Founded in 1727, the Ursuline Academy is the oldest Catholic School and also the oldest all-girls school in the United States. It has incredibly impressive alumni, with several nationally and internationally famous graduates.
Karen wasn’t looking for a new job. When the headhunters first called, her reaction wasn’t positive. We were just married in June, she loved her current job, never lived outside Kentucky and was finishing her doctorate.
Her biggest concern was me. My structured settlement business operates nationally and my writing internationally, thanks to my syndicated column and Huffington Post contributions, but I am as deeply rooted in the legal, business and media communities in Kentucky as anyone can be.
A fear was that moving from Kentucky would damage my career.
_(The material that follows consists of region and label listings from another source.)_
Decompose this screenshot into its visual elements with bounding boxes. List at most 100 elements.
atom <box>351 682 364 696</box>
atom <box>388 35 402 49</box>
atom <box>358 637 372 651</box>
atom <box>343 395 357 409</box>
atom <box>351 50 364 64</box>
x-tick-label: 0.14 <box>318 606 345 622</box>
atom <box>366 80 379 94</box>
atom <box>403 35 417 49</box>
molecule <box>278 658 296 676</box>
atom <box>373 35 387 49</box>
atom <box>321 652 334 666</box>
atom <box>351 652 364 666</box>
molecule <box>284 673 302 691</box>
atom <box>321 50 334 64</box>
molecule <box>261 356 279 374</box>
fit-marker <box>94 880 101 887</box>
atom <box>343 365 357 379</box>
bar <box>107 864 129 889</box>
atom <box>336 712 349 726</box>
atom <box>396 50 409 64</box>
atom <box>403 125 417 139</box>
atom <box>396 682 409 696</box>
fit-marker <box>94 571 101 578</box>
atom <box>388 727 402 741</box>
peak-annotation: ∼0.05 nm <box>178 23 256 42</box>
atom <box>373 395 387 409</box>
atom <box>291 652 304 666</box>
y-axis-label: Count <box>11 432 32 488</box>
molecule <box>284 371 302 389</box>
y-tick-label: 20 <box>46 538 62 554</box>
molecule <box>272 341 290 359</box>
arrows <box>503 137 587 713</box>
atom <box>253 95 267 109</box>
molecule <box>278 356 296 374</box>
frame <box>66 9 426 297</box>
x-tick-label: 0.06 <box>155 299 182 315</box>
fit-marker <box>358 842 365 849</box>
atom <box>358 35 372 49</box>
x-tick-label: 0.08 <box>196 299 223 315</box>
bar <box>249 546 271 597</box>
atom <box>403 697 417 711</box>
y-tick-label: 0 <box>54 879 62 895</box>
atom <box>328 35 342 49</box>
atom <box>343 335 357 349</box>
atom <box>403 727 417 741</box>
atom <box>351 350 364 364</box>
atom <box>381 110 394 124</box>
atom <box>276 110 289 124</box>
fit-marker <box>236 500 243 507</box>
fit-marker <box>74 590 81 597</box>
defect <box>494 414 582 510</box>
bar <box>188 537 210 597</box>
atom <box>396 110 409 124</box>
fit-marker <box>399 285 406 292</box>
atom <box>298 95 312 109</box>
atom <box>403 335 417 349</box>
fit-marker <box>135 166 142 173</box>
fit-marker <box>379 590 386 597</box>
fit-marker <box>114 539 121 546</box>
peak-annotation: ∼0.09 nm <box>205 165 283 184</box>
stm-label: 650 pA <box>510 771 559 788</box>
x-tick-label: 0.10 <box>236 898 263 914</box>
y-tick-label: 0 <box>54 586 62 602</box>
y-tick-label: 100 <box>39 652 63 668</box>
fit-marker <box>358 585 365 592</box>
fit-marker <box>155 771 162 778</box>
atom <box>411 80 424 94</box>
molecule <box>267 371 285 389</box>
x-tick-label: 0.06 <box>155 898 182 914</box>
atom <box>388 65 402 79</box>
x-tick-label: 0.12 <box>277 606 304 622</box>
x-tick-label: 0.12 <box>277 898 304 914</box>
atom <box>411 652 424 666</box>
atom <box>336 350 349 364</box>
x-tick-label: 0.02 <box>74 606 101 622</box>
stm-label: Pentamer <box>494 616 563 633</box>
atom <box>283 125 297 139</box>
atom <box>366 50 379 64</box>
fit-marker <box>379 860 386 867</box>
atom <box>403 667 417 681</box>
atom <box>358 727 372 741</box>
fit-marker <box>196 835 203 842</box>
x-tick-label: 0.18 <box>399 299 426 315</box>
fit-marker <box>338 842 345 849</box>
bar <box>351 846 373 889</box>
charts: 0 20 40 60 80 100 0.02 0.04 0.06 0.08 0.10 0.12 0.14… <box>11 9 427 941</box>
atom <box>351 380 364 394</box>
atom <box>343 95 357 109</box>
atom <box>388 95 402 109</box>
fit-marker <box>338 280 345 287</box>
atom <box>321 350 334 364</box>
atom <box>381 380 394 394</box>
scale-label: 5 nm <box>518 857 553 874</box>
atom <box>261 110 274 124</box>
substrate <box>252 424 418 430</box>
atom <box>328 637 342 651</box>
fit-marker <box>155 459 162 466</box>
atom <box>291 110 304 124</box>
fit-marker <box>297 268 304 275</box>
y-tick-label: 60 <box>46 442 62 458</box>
I love New Orleans and have been there many times, but have few clients in the area.
I happen to love Louisiana history. My high school civics teacher, Dick Maile, was an All-American basketball player at LSU and started me on a fascination that continues 40 years later. My friend and former New York Times reporter Gary Rivlin (who wrote a must-read book about payday lending called Broke USA) is writing a book about post-Katrina New Orleans and told me I would love living there.
Being the son of a gambler and an entrepreneur taught me one thing: the biggest risk in life is not taking one.